Chaos theory aside, The Butterfly Effect's premise is sound and it definitely caught my attention. Starring Ashton Kutcher in, perhaps, his first serious role, the story follows his character Evan Treborn through his childhood of memory loss to his adulthood of discovery. While initially very engaged by the film, upon reflection I found certain elements lacking.
Under the care of a psychologist, Evan is diagnosed with a strange loss of memory after traumatic incidents and is instructed to journal the events of his life as much as possible. The bizarre disease may be linked to his father's own, which has landed him in a mental institution. We follow Evan until his early teens, when he moves away from his friends and the horrors surrounding them. After several uneventful years Evan begins to reexamine these journals and discovers that he can not only recall these missing moments but change them as well. This added responsibility proves to be a quite a burden as Evan relives his childhood again and again attempting to set this right for him and his three good friends Kayleigh (Amy Smart), Lenny (Elden Hensen) and Tommy (William Lee Scott). Each time his goodwill is turned, in some way, to disaster, and he must go back.

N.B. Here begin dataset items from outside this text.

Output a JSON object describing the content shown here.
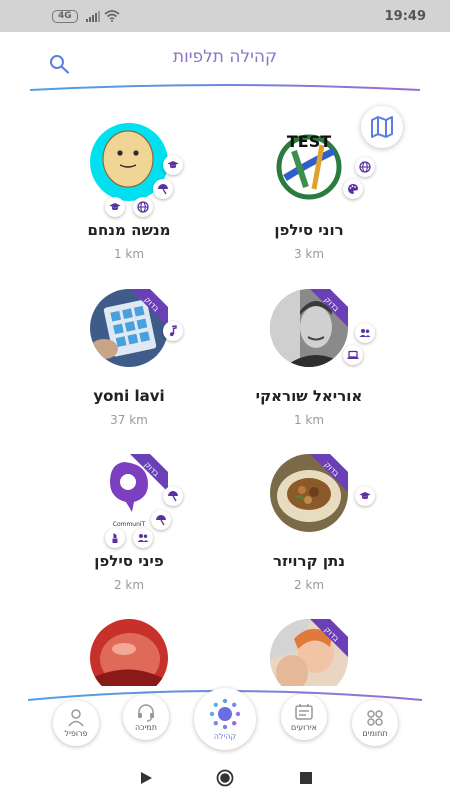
{
  "status_bar": {
    "network": "4G",
    "time": "19:49"
  },
  "header": {
    "title": "קהילה תלפיות"
  },
  "members": [
    {
      "name": "רוני סילפן",
      "distance": "3 km",
      "checked": false,
      "checked_label": ""
    },
    {
      "name": "מנשה מנחם",
      "distance": "1 km",
      "checked": false,
      "checked_label": ""
    },
    {
      "name": "אוריאל שוראקי",
      "distance": "1 km",
      "checked": true,
      "checked_label": "בדוק"
    },
    {
      "name": "yoni lavi",
      "distance": "37 km",
      "checked": true,
      "checked_label": "בדוק"
    },
    {
      "name": "נתן קרויזר",
      "distance": "2 km",
      "checked": true,
      "checked_label": "בדוק"
    },
    {
      "name": "פיני סילפן",
      "distance": "2 km",
      "checked": true,
      "checked_label": "בדוק"
    },
    {
      "name": "",
      "distance": "",
      "checked": true,
      "checked_label": "בדוק"
    },
    {
      "name": "",
      "distance": "",
      "checked": false,
      "checked_label": ""
    }
  ],
  "avatar_text": {
    "test": "TEST",
    "communit": "CommuniT"
  },
  "bottom_nav": [
    {
      "label": "תחומים",
      "icon": "grid-icon"
    },
    {
      "label": "אירועים",
      "icon": "calendar-icon"
    },
    {
      "label": "קהילה",
      "icon": "community-icon",
      "active": true
    },
    {
      "label": "תמיכה",
      "icon": "headset-icon"
    },
    {
      "label": "פרופיל",
      "icon": "person-icon"
    }
  ],
  "colors": {
    "accent": "#8c74c8",
    "purple": "#6b3fb6",
    "blue": "#5b7fe0"
  }
}
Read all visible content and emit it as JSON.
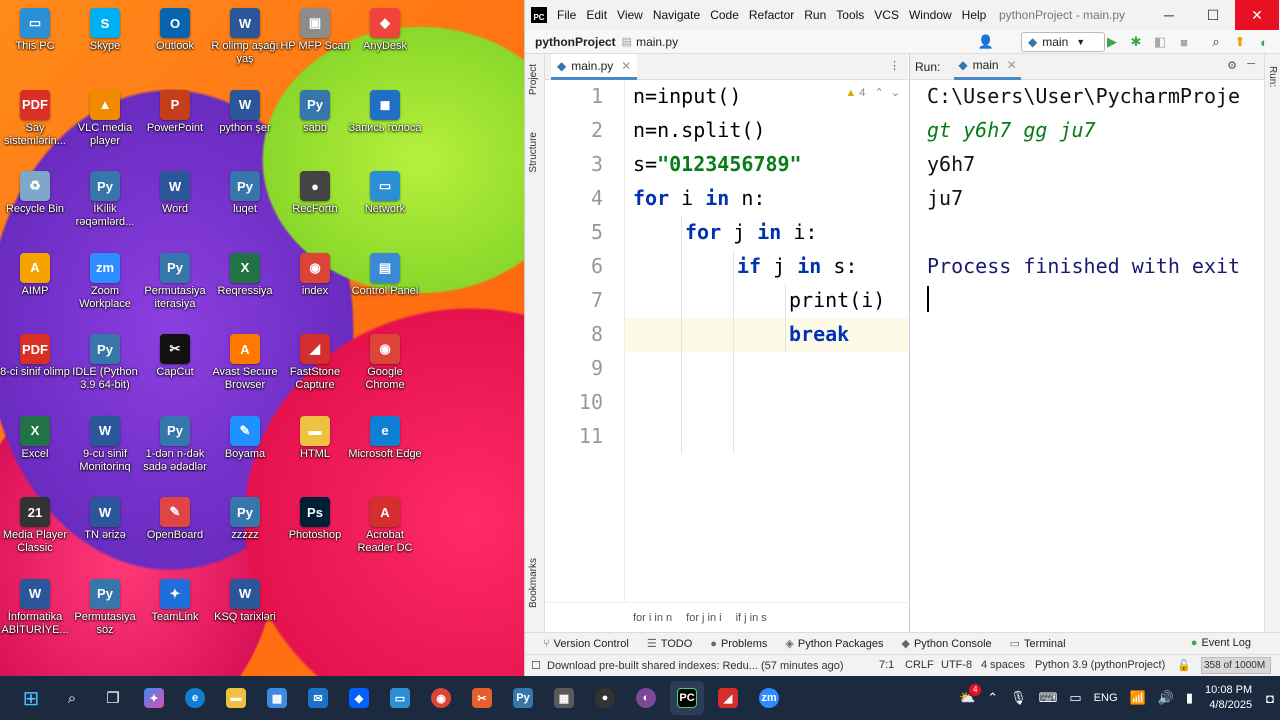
{
  "desktop": {
    "icons": [
      {
        "label": "This PC",
        "glyph": "▭",
        "color": "#2b8fd6"
      },
      {
        "label": "Skype",
        "glyph": "S",
        "color": "#00aff0"
      },
      {
        "label": "Outlook",
        "glyph": "O",
        "color": "#0a64ad"
      },
      {
        "label": "R olimp aşağı yaş",
        "glyph": "W",
        "color": "#2b579a"
      },
      {
        "label": "HP MFP Scan",
        "glyph": "▣",
        "color": "#8c8c8c"
      },
      {
        "label": "AnyDesk",
        "glyph": "◆",
        "color": "#ef443b"
      },
      {
        "label": "Say sistemlərin...",
        "glyph": "PDF",
        "color": "#d93025"
      },
      {
        "label": "VLC media player",
        "glyph": "▲",
        "color": "#f08a00"
      },
      {
        "label": "PowerPoint",
        "glyph": "P",
        "color": "#c43e1c"
      },
      {
        "label": "python şer",
        "glyph": "W",
        "color": "#2b579a"
      },
      {
        "label": "sabb",
        "glyph": "Py",
        "color": "#3776ab"
      },
      {
        "label": "Запись голоса",
        "glyph": "◼",
        "color": "#1f6fc5"
      },
      {
        "label": "Recycle Bin",
        "glyph": "♻",
        "color": "#7fa7c9"
      },
      {
        "label": "İKilik rəqəmlərd...",
        "glyph": "Py",
        "color": "#3776ab"
      },
      {
        "label": "Word",
        "glyph": "W",
        "color": "#2b579a"
      },
      {
        "label": "luqet",
        "glyph": "Py",
        "color": "#3776ab"
      },
      {
        "label": "RecForth",
        "glyph": "●",
        "color": "#444444"
      },
      {
        "label": "Network",
        "glyph": "▭",
        "color": "#2b8fd6"
      },
      {
        "label": "AIMP",
        "glyph": "A",
        "color": "#f5a300"
      },
      {
        "label": "Zoom Workplace",
        "glyph": "zm",
        "color": "#2d8cff"
      },
      {
        "label": "Permutasiya iterasiya",
        "glyph": "Py",
        "color": "#3776ab"
      },
      {
        "label": "Reqressiya",
        "glyph": "X",
        "color": "#217346"
      },
      {
        "label": "index",
        "glyph": "◉",
        "color": "#db4437"
      },
      {
        "label": "Control Panel",
        "glyph": "▤",
        "color": "#3a8ad6"
      },
      {
        "label": "8-ci sinif olimp",
        "glyph": "PDF",
        "color": "#d93025"
      },
      {
        "label": "IDLE (Python 3.9 64-bit)",
        "glyph": "Py",
        "color": "#3776ab"
      },
      {
        "label": "CapCut",
        "glyph": "✂",
        "color": "#111111"
      },
      {
        "label": "Avast Secure Browser",
        "glyph": "A",
        "color": "#ff7800"
      },
      {
        "label": "FastStone Capture",
        "glyph": "◢",
        "color": "#d42f2f"
      },
      {
        "label": "Google Chrome",
        "glyph": "◉",
        "color": "#db4437"
      },
      {
        "label": "Excel",
        "glyph": "X",
        "color": "#217346"
      },
      {
        "label": "9-cu sinif Monitorinq",
        "glyph": "W",
        "color": "#2b579a"
      },
      {
        "label": "1-dən n-dək sadə ədədlər",
        "glyph": "Py",
        "color": "#3776ab"
      },
      {
        "label": "Boyama",
        "glyph": "✎",
        "color": "#1e90ff"
      },
      {
        "label": "HTML",
        "glyph": "▬",
        "color": "#f0c040"
      },
      {
        "label": "Microsoft Edge",
        "glyph": "e",
        "color": "#0f7fd4"
      },
      {
        "label": "Media Player Classic",
        "glyph": "21",
        "color": "#333333"
      },
      {
        "label": "TN ərizə",
        "glyph": "W",
        "color": "#2b579a"
      },
      {
        "label": "OpenBoard",
        "glyph": "✎",
        "color": "#e04444"
      },
      {
        "label": "zzzzz",
        "glyph": "Py",
        "color": "#3776ab"
      },
      {
        "label": "Photoshop",
        "glyph": "Ps",
        "color": "#001e36"
      },
      {
        "label": "Acrobat Reader DC",
        "glyph": "A",
        "color": "#d42f2f"
      },
      {
        "label": "İnformatika ABİTURİYE...",
        "glyph": "W",
        "color": "#2b579a"
      },
      {
        "label": "Permutasiya söz",
        "glyph": "Py",
        "color": "#3776ab"
      },
      {
        "label": "TeamLink",
        "glyph": "✦",
        "color": "#1e6fd9"
      },
      {
        "label": "KSQ tarixləri",
        "glyph": "W",
        "color": "#2b579a"
      }
    ]
  },
  "ide": {
    "menu": [
      "File",
      "Edit",
      "View",
      "Navigate",
      "Code",
      "Refactor",
      "Run",
      "Tools",
      "VCS",
      "Window",
      "Help"
    ],
    "window_title": "pythonProject - main.py",
    "logo": "PC",
    "breadcrumb_project": "pythonProject",
    "breadcrumb_file": "main.py",
    "run_config": "main",
    "left_tabs": {
      "project": "Project",
      "structure": "Structure",
      "bookmarks": "Bookmarks"
    },
    "editor_tab": "main.py",
    "inspection_count": "4",
    "line_numbers": [
      "1",
      "2",
      "3",
      "4",
      "5",
      "6",
      "7",
      "8",
      "9",
      "10",
      "11"
    ],
    "code": {
      "l1": "n=input()",
      "l2": "n=n.split()",
      "l3_a": "s=",
      "l3_b": "\"0123456789\"",
      "l4_kw1": "for",
      "l4_a": " i ",
      "l4_kw2": "in",
      "l4_b": " n:",
      "l5_kw1": "for",
      "l5_a": " j ",
      "l5_kw2": "in",
      "l5_b": " i:",
      "l6_kw1": "if",
      "l6_a": " j ",
      "l6_kw2": "in",
      "l6_b": " s:",
      "l7": "print(i)",
      "l8": "break"
    },
    "breadcrumbs": [
      "for i in n",
      "for j in i",
      "if j in s"
    ],
    "run_label": "Run:",
    "run_tab": "main",
    "console": {
      "path": "C:\\Users\\User\\PycharmProje",
      "input": "gt y6h7 gg ju7",
      "out1": "y6h7",
      "out2": "ju7",
      "finished": "Process finished with exit"
    },
    "tool_windows": [
      "Version Control",
      "TODO",
      "Problems",
      "Python Packages",
      "Python Console",
      "Terminal"
    ],
    "event_log": "Event Log",
    "status": {
      "message": "Download pre-built shared indexes: Redu... (57 minutes ago)",
      "position": "7:1",
      "line_sep": "CRLF",
      "encoding": "UTF-8",
      "indent": "4 spaces",
      "interpreter": "Python 3.9 (pythonProject)",
      "memory": "358 of 1000M"
    }
  },
  "taskbar": {
    "language": "ENG",
    "time": "10:08 PM",
    "date": "4/8/2025",
    "notification_badge": "4"
  }
}
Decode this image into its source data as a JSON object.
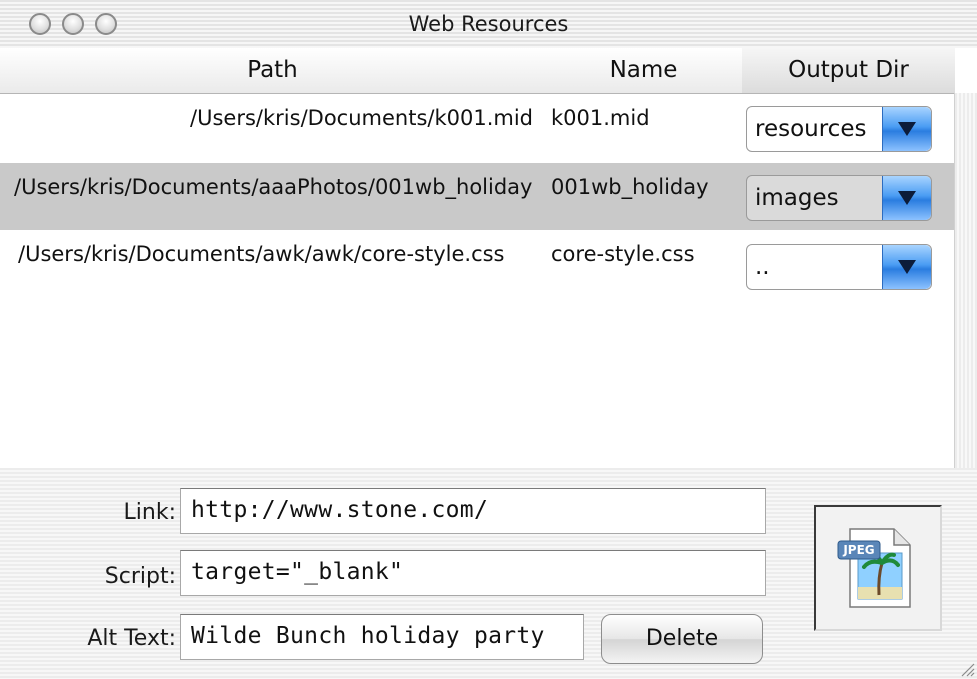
{
  "window": {
    "title": "Web Resources"
  },
  "table": {
    "columns": [
      "Path",
      "Name",
      "Output Dir"
    ],
    "rows": [
      {
        "path": "/Users/kris/Documents/k001.mid",
        "name": "k001.mid",
        "output_dir": "resources",
        "selected": false
      },
      {
        "path": "/Users/kris/Documents/aaaPhotos/001wb_holiday",
        "name": "001wb_holiday",
        "output_dir": "images",
        "selected": true
      },
      {
        "path": "/Users/kris/Documents/awk/awk/core-style.css",
        "name": "core-style.css",
        "output_dir": "..",
        "selected": false
      }
    ]
  },
  "form": {
    "link_label": "Link:",
    "link_value": "http://www.stone.com/",
    "script_label": "Script:",
    "script_value": "target=\"_blank\"",
    "alt_label": "Alt Text:",
    "alt_value": "Wilde Bunch holiday  party",
    "delete_label": "Delete"
  },
  "preview": {
    "badge": "JPEG",
    "icon": "jpeg-file-icon"
  },
  "colors": {
    "selection": "#c9c9c9",
    "popup_arrow": "#3f8ff0"
  }
}
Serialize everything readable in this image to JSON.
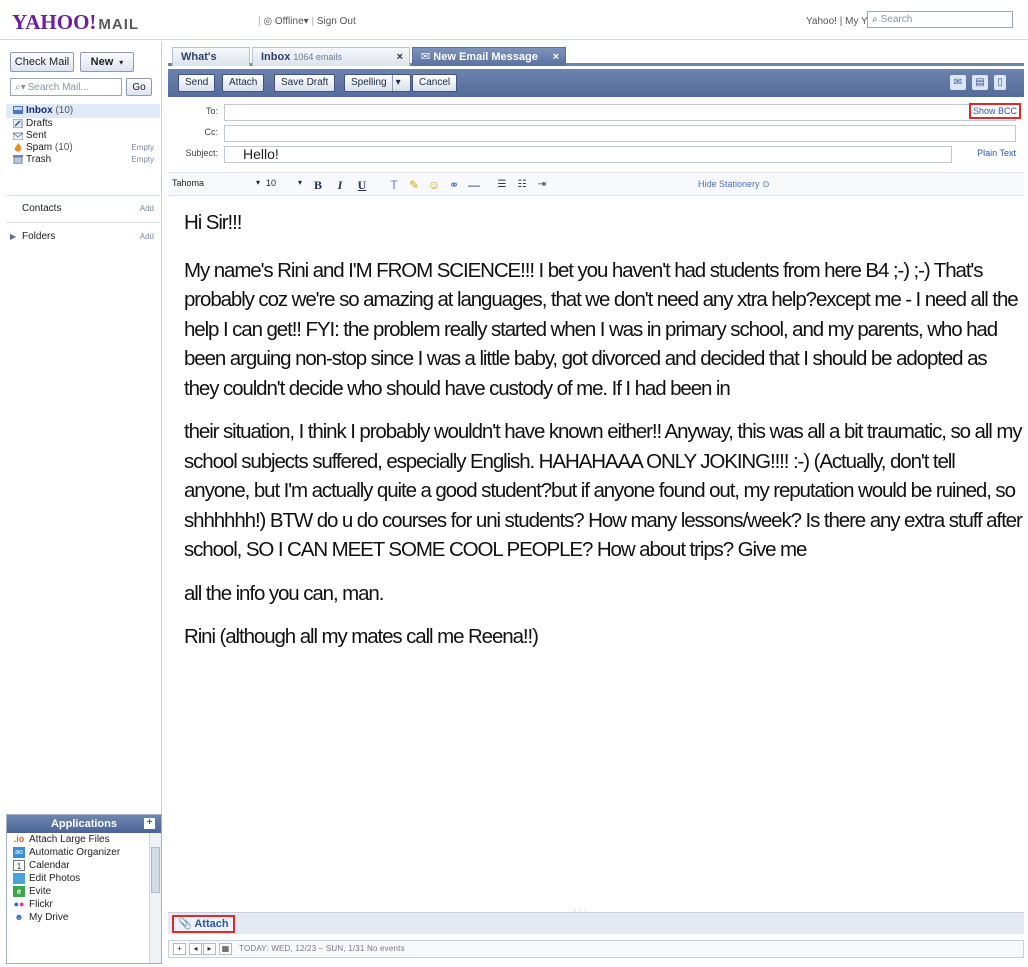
{
  "topbar": {
    "logo_main": "YAHOO!",
    "logo_mail": "MAIL",
    "status_offline": "Offline",
    "status_signout": "Sign Out",
    "link_yahoo": "Yahoo!",
    "link_myyahoo": "My Yahoo!",
    "search_placeholder": "Search"
  },
  "sidebar": {
    "check_mail": "Check Mail",
    "new_label": "New",
    "search_placeholder": "Search Mail...",
    "go_label": "Go",
    "folders": [
      {
        "label": "Inbox",
        "count": "(10)",
        "action": ""
      },
      {
        "label": "Drafts",
        "count": "",
        "action": ""
      },
      {
        "label": "Sent",
        "count": "",
        "action": ""
      },
      {
        "label": "Spam",
        "count": "(10)",
        "action": "Empty"
      },
      {
        "label": "Trash",
        "count": "",
        "action": "Empty"
      }
    ],
    "contacts_label": "Contacts",
    "contacts_action": "Add",
    "folders_label": "Folders",
    "folders_action": "Add",
    "applications": {
      "title": "Applications",
      "items": [
        "Attach Large Files",
        "Automatic Organizer",
        "Calendar",
        "Edit Photos",
        "Evite",
        "Flickr",
        "My Drive"
      ]
    }
  },
  "tabs": [
    {
      "label": "What's New",
      "sub": ""
    },
    {
      "label": "Inbox",
      "sub": "1064 emails"
    },
    {
      "label": "New Email Message",
      "sub": ""
    }
  ],
  "toolbar": {
    "send": "Send",
    "attach": "Attach",
    "save_draft": "Save Draft",
    "spelling": "Spelling",
    "cancel": "Cancel"
  },
  "headers": {
    "to_label": "To:",
    "to_value": "",
    "show_bcc": "Show BCC",
    "cc_label": "Cc:",
    "cc_value": "",
    "subject_label": "Subject:",
    "subject_value": "Hello!",
    "plain_text": "Plain Text"
  },
  "format": {
    "font": "Tahoma",
    "size": "10",
    "hide_stationery": "Hide Stationery"
  },
  "body": {
    "greeting": "Hi Sir!!!",
    "para1": "My name's Rini and I'M FROM SCIENCE!!! I bet you haven't had students from here B4 ;-) ;-) That's probably coz we're so amazing at languages, that we don't need any xtra help?except me - I need all the help I can get!! FYI: the problem really started when I was in primary school, and my parents, who had been arguing non-stop since I was a little baby, got divorced and decided that I should be adopted as they couldn't decide who should have custody of me. If I had been in",
    "para2": "their situation, I think I probably wouldn't have known either!! Anyway, this was all a bit traumatic, so all my school subjects suffered, especially English. HAHAHAAA ONLY JOKING!!!! :-) (Actually, don't tell anyone, but I'm actually quite a good student?but if anyone found out, my reputation would be ruined, so shhhhhh!) BTW do u do courses for uni students? How many lessons/week? Is there any extra stuff after school, SO I CAN MEET SOME COOL PEOPLE? How about trips? Give me",
    "para3": "all the info you can, man.",
    "signoff": "Rini (although all my mates call me Reena!!)"
  },
  "bottom": {
    "attach": "Attach",
    "calendar_text": "TODAY: WED, 12/23 – SUN, 1/31  No events"
  },
  "colors": {
    "accent": "#5a70a0",
    "highlight_box": "#e02a2a",
    "link": "#2c56a6",
    "logo": "#6b1f9c"
  }
}
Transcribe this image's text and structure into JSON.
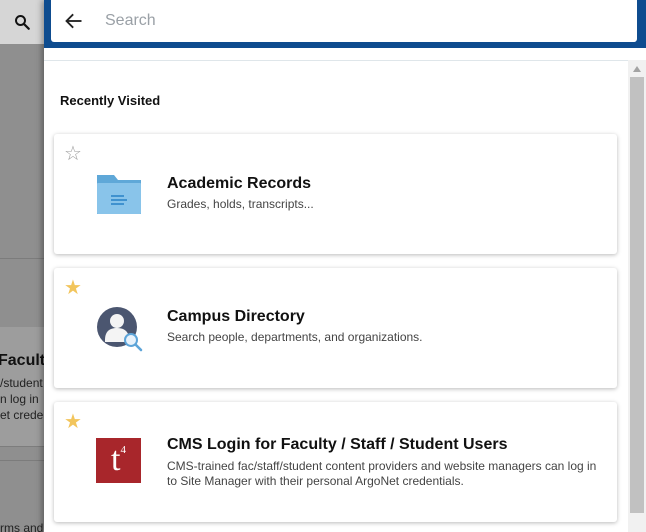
{
  "background": {
    "card_title": "Faculty",
    "card_lines": [
      "/student",
      "n log in",
      "et creden"
    ],
    "footer_text": "rms and"
  },
  "search": {
    "placeholder": "Search",
    "value": ""
  },
  "recent": {
    "heading": "Recently Visited",
    "items": [
      {
        "title": "Academic Records",
        "description": "Grades, holds, transcripts...",
        "favorite": false,
        "icon": "folder-icon"
      },
      {
        "title": "Campus Directory",
        "description": "Search people, departments, and organizations.",
        "favorite": true,
        "icon": "person-search-icon"
      },
      {
        "title": "CMS Login for Faculty / Staff / Student Users",
        "description": "CMS-trained fac/staff/student content providers and website managers can log in to Site Manager with their personal ArgoNet credentials.",
        "favorite": true,
        "icon": "t4-logo-icon",
        "icon_text": "t",
        "icon_sup": "4"
      }
    ]
  },
  "colors": {
    "header_blue": "#0e4c8f",
    "star_on": "#f2c55c",
    "star_off": "#9e9e9e",
    "t4_red": "#a8262b"
  }
}
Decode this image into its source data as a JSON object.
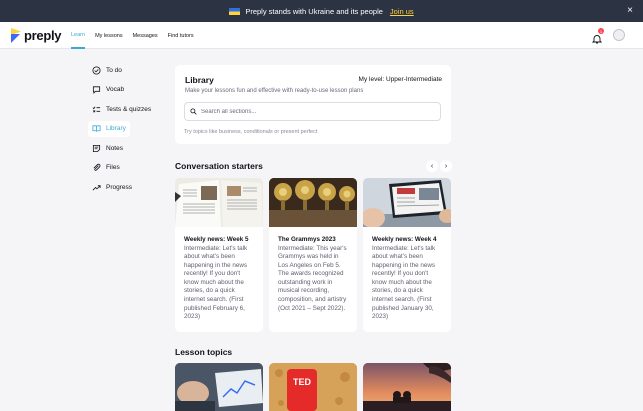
{
  "banner": {
    "text": "Preply stands with Ukraine and its people",
    "link": "Join us",
    "close": "×"
  },
  "nav": {
    "logo": "preply",
    "links": [
      "Learn",
      "My lessons",
      "Messages",
      "Find tutors"
    ],
    "notification_count": "1"
  },
  "sidebar": {
    "items": [
      {
        "label": "To do",
        "icon": "check-circle-icon"
      },
      {
        "label": "Vocab",
        "icon": "chat-bubble-icon"
      },
      {
        "label": "Tests & quizzes",
        "icon": "quiz-icon"
      },
      {
        "label": "Library",
        "icon": "book-icon"
      },
      {
        "label": "Notes",
        "icon": "notes-icon"
      },
      {
        "label": "Files",
        "icon": "paperclip-icon"
      },
      {
        "label": "Progress",
        "icon": "trend-arrow-icon"
      }
    ],
    "active_index": 3
  },
  "library": {
    "title": "Library",
    "level": "My level: Upper-Intermediate",
    "subtitle": "Make your lessons fun and effective with ready-to-use lesson plans",
    "search_placeholder": "Search all sections...",
    "hint": "Try topics like business, conditionals or present perfect"
  },
  "conversation": {
    "title": "Conversation starters",
    "cards": [
      {
        "title": "Weekly news: Week 5",
        "body": "Intermediate: Let's talk about what's been happening in the news recently! If you don't know much about the stories, do a quick internet search. (First published February 6, 2023)"
      },
      {
        "title": "The Grammys 2023",
        "body": "Intermediate: This year's Grammys was held in Los Angeles on Feb 5. The awards recognized outstanding work in musical recording, composition, and artistry (Oct 2021 – Sept 2022)."
      },
      {
        "title": "Weekly news: Week 4",
        "body": "Intermediate: Let's talk about what's been happening in the news recently! If you don't know much about the stories, do a quick internet search. (First published January 30, 2023)"
      }
    ]
  },
  "topics": {
    "title": "Lesson topics",
    "ted_label": "TED"
  }
}
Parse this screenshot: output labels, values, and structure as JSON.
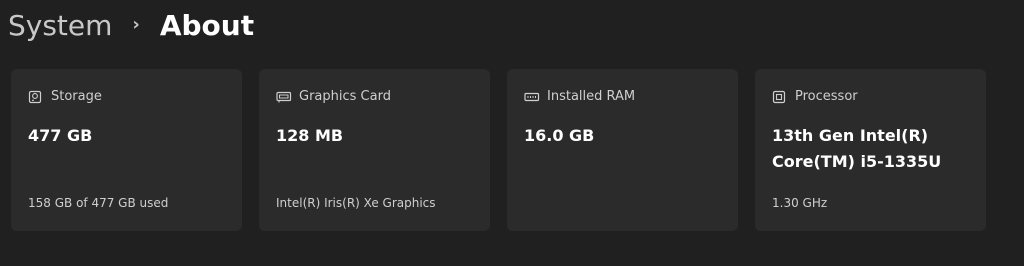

While in the theater I was very much engrossed in the complex and delicate intricacies of writer and directors' Eric Bress and J. Mackye Gruber's carefully woven tale. After the minor annoyance of a trite intro scene, wherein we see Evan in peril that jump cuts back to his childhood, the story begins to unfold. Disparate, but numerous, caches of information are uncovered slowly. There were just enough tantalizing details to keep me enthralled but not enough to provide any concrete answers. At this point in the film, this technique works and its execution is well done.
Despite what he has been through, a grown Evan seems to be doing fairly well as a psychology major at the state university until he rediscovers his old journals and begins to remember those events he had blocked. He has some odd experiences where the words on the page shake and his memory returns. From here on, every time he returns to the past this same effect is used and the looks on Kutcher's face take on a melodramatic fašade of intense pain. As he goes back in time several times, each with this same transition, both the effect and the overacting become tedious. Powerful for a preview, doggedly repetitive in actuality.
Before the film began, I was anxious to see how the normally comedic Kutcher would handle the role, and these scenes did little to elevate his status as serious actor. His interactions with the other characters, too, seemed overdone. At times these exchanges reminded me of his performances of convincing, used to trick fellow celebrities, in his MTV show Punk'd. However, considering the intensely emotional nature of the plot I could feel some sincerity in Evan's tearful moments. Overall, I was not convinced of Kutcher's ability to break free of his pigeonhole, but neither did he detract from the movie.
While I applaud the directorial debut of Bress and Gruber, who also wrote the script, there are times when their lack of experience shows through. Each time Evan goes back in time we are treated to the full breadth of each story and its effect on the timeline. While for diehard fans this is exciting and satisfying, it becomes tiresome for most. Many of the storylines could have been highlighted with a scene or two and not delved into as deeply as they were. I got the sense that the writer/director team was unable to ax these scenes they felt so proud of and so they were kept, complete, in the final film. These are the portions I might expect to find in the Director's Cut DVD release but not in the theater. While I lost count, there are at least six separate timelines and by the last, although he was determined to go forward, I was not. This repetition could, perhaps, have worked if we could have felt the awesomeness of Evan's determination against his the rising feelings of paralyzing despair and futility. Neither the script, direction nor acting was able to accomplish this.
Yet while some portions of The Butterfly Effect seemed to drag on forever, other things remained unexplained. The significance of the father was completely lost to Evan's overarching resolve, though its significance is alluded to several times. There are also moments that question what is choice and fate and the cyclical and paradoxical nature of Evan's travels, but this facet is not explored enough to make me believe than Evan ever considers these ideas with any seriousness, and neither does the film.
As a thriller and a mind-bender The Butterfly Effect excels. My first instinct was to feel completely enthralled, even if this first impression shifted the more I thought about it. The ending, while not epic or a twist (although the whole film is in a way) was somewhat unexpected in its particulars, and in that way refreshing. While The Butterfly Effect did leave something to be desired I found it engaging and worth my evening out and I look forward to more mature releases by Gruber and Bress.